Maggs Presents at International Atlantic Economic Conference
Dr. Gary Maggs, professor of economics, recently presented a co-authored paper at the International Atlantic Economic Conference in Charleston, South Carolina.
The paper was titled, “Time Dependent Aggregate Demand,” and Maggs wrote it with Dr. Ben Kyer, an economics professor at Francis Marion University.
It considers the substantial role that time plays in influencing the response of aggregate demand for any given change in the economy’s price level. A standard dynamic neoclassical model is analyzed within various economic time frames in order to derive a number of outcomes which serve as a basis for better explaining the varying responses of aggregate demand for given changes in the price level. In this way, the response to time can be thought of as implicit to the analysis. This then allows for the characterization of aggregate demand as being dependent not only on the traditional collection of money and goods market parameters, but also on the passage of time. This recognition has not only theoretical implications but also provides a number of nuances relating to the short- and long-run effectiveness of monetary and fiscal policy in a dynamic economy.

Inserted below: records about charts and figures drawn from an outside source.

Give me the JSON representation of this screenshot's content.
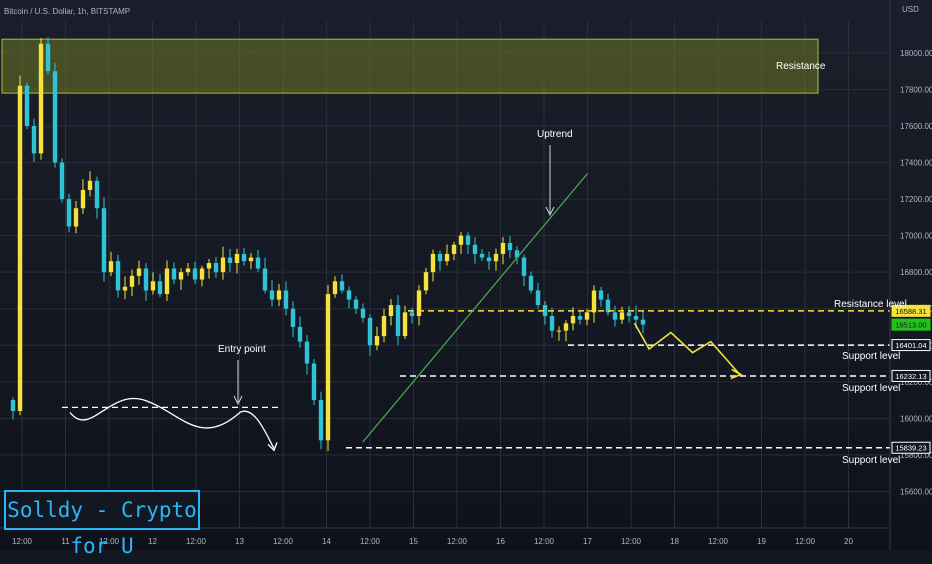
{
  "header": {
    "symbol": "Bitcoin / U.S. Dollar, 1h, BITSTAMP"
  },
  "branding": {
    "badge": "Solldy - Crypto for U"
  },
  "colors": {
    "up": "#f5e23b",
    "down": "#2ec4d6",
    "line_green": "#4caf50",
    "resistance_zone": "#7d8a22",
    "price_now": "#22c21a",
    "yellow_line": "#f5e23b"
  },
  "chart_data": {
    "type": "candlestick",
    "symbol": "Bitcoin / U.S. Dollar",
    "timeframe": "1h",
    "exchange": "BITSTAMP",
    "currency_label": "USD",
    "ylim": [
      15400,
      18180
    ],
    "y_ticks": [
      15600,
      15800,
      16000,
      16200,
      16400,
      16600,
      16800,
      17000,
      17200,
      17400,
      17600,
      17800,
      18000
    ],
    "x_ticks": [
      "12:00",
      "11",
      "12:00",
      "12",
      "12:00",
      "13",
      "12:00",
      "14",
      "12:00",
      "15",
      "12:00",
      "16",
      "12:00",
      "17",
      "12:00",
      "18",
      "12:00",
      "19",
      "12:00",
      "20"
    ],
    "grid": true,
    "price_labels": [
      {
        "value": "16588.31",
        "role": "resistance"
      },
      {
        "value": "16513.00",
        "role": "last-price"
      },
      {
        "value": "16401.04",
        "role": "support"
      },
      {
        "value": "16232.13",
        "role": "support"
      },
      {
        "value": "15839.23",
        "role": "support"
      }
    ],
    "resistance_zone": {
      "label": "Resistance",
      "low": 17780,
      "high": 18075
    },
    "levels": [
      {
        "label": "Resistance level",
        "price": 16588.31,
        "style": "dashed-yellow"
      },
      {
        "label": "Support level",
        "price": 16401.04,
        "style": "dashed-white"
      },
      {
        "label": "Support level",
        "price": 16232.13,
        "style": "dashed-white"
      },
      {
        "label": "Support level",
        "price": 15839.23,
        "style": "dashed-white"
      }
    ],
    "annotations": [
      {
        "text": "Uptrend"
      },
      {
        "text": "Entry point"
      }
    ],
    "trendline": {
      "start": {
        "time": "14 10:00",
        "price": 15870
      },
      "end": {
        "time": "17 00:00",
        "price": 17340
      }
    },
    "projection": [
      {
        "time": "17 13:00",
        "price": 16520
      },
      {
        "time": "17 17:00",
        "price": 16380
      },
      {
        "time": "17 23:00",
        "price": 16470
      },
      {
        "time": "18 05:00",
        "price": 16360
      },
      {
        "time": "18 10:00",
        "price": 16420
      },
      {
        "time": "18 18:00",
        "price": 16240
      }
    ],
    "entry_marker": {
      "dashed_price": 16060,
      "wave_start_price": 16000
    },
    "closes": [
      16040,
      17820,
      17600,
      17450,
      18050,
      17900,
      17400,
      17200,
      17050,
      17150,
      17250,
      17300,
      17150,
      16800,
      16860,
      16700,
      16720,
      16780,
      16820,
      16700,
      16750,
      16680,
      16820,
      16760,
      16800,
      16820,
      16760,
      16820,
      16850,
      16800,
      16880,
      16850,
      16900,
      16860,
      16880,
      16820,
      16700,
      16650,
      16700,
      16600,
      16500,
      16420,
      16300,
      16100,
      15880,
      16680,
      16750,
      16700,
      16650,
      16600,
      16550,
      16400,
      16450,
      16560,
      16620,
      16450,
      16580,
      16560,
      16700,
      16800,
      16900,
      16860,
      16900,
      16950,
      17000,
      16950,
      16900,
      16880,
      16860,
      16900,
      16960,
      16920,
      16880,
      16780,
      16700,
      16620,
      16560,
      16480,
      16480,
      16520,
      16560,
      16540,
      16580,
      16700,
      16650,
      16580,
      16540,
      16580,
      16560,
      16540,
      16513
    ]
  }
}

Since the late 1980s, Maggs has been a consistent presenter at this conference, which is attended by hundreds of economists each year. He and Kyer also have a number of publications that have appeared in the Atlantic Economic Journal since their involvement with the conference began.

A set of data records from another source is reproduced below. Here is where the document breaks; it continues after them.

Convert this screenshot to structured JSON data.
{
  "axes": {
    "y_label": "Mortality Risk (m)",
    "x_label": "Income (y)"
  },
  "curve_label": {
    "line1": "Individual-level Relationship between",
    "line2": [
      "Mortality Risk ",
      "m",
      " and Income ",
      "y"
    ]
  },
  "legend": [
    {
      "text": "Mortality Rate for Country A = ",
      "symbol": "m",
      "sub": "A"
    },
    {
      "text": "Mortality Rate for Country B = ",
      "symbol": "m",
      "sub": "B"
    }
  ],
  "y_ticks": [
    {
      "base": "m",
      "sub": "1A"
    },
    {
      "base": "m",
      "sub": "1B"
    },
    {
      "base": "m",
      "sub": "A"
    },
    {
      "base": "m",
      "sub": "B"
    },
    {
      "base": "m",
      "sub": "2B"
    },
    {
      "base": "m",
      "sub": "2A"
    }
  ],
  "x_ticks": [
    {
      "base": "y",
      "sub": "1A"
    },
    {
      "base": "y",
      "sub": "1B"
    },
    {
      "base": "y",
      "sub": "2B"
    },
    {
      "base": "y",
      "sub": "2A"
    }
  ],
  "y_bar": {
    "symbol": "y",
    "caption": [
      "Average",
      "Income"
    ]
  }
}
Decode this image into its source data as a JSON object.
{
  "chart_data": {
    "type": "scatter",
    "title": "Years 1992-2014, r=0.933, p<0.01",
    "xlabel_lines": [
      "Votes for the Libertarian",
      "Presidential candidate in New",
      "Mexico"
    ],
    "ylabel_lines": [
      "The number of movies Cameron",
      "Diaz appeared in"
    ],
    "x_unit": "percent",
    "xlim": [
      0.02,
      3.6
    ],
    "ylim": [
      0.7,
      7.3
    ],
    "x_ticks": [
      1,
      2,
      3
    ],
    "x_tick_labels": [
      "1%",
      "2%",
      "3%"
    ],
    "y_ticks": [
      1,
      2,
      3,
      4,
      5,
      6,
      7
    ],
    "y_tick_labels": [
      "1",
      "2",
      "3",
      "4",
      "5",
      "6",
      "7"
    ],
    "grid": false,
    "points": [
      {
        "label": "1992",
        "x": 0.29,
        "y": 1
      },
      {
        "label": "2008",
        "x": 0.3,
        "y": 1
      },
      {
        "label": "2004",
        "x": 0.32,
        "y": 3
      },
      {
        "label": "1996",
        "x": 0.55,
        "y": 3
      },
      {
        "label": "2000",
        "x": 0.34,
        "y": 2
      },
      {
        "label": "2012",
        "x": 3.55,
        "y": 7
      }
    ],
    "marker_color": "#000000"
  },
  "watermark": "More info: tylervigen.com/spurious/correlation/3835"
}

The conference is hosted by the International Atlantic Economic Society (IAES), which was founded in 1973. The society identified a need for increased communication among economists across continents. Well-known economists from around the world have participated in the IAES global exchange, including Nobel laureates and leading government officials. In fact, approximately 20 percent of IAES Presidents have been awarded the Nobel Prize in Economics. Through its publications and conferences, the society promotes the dissemination of economic and financial research within the international community.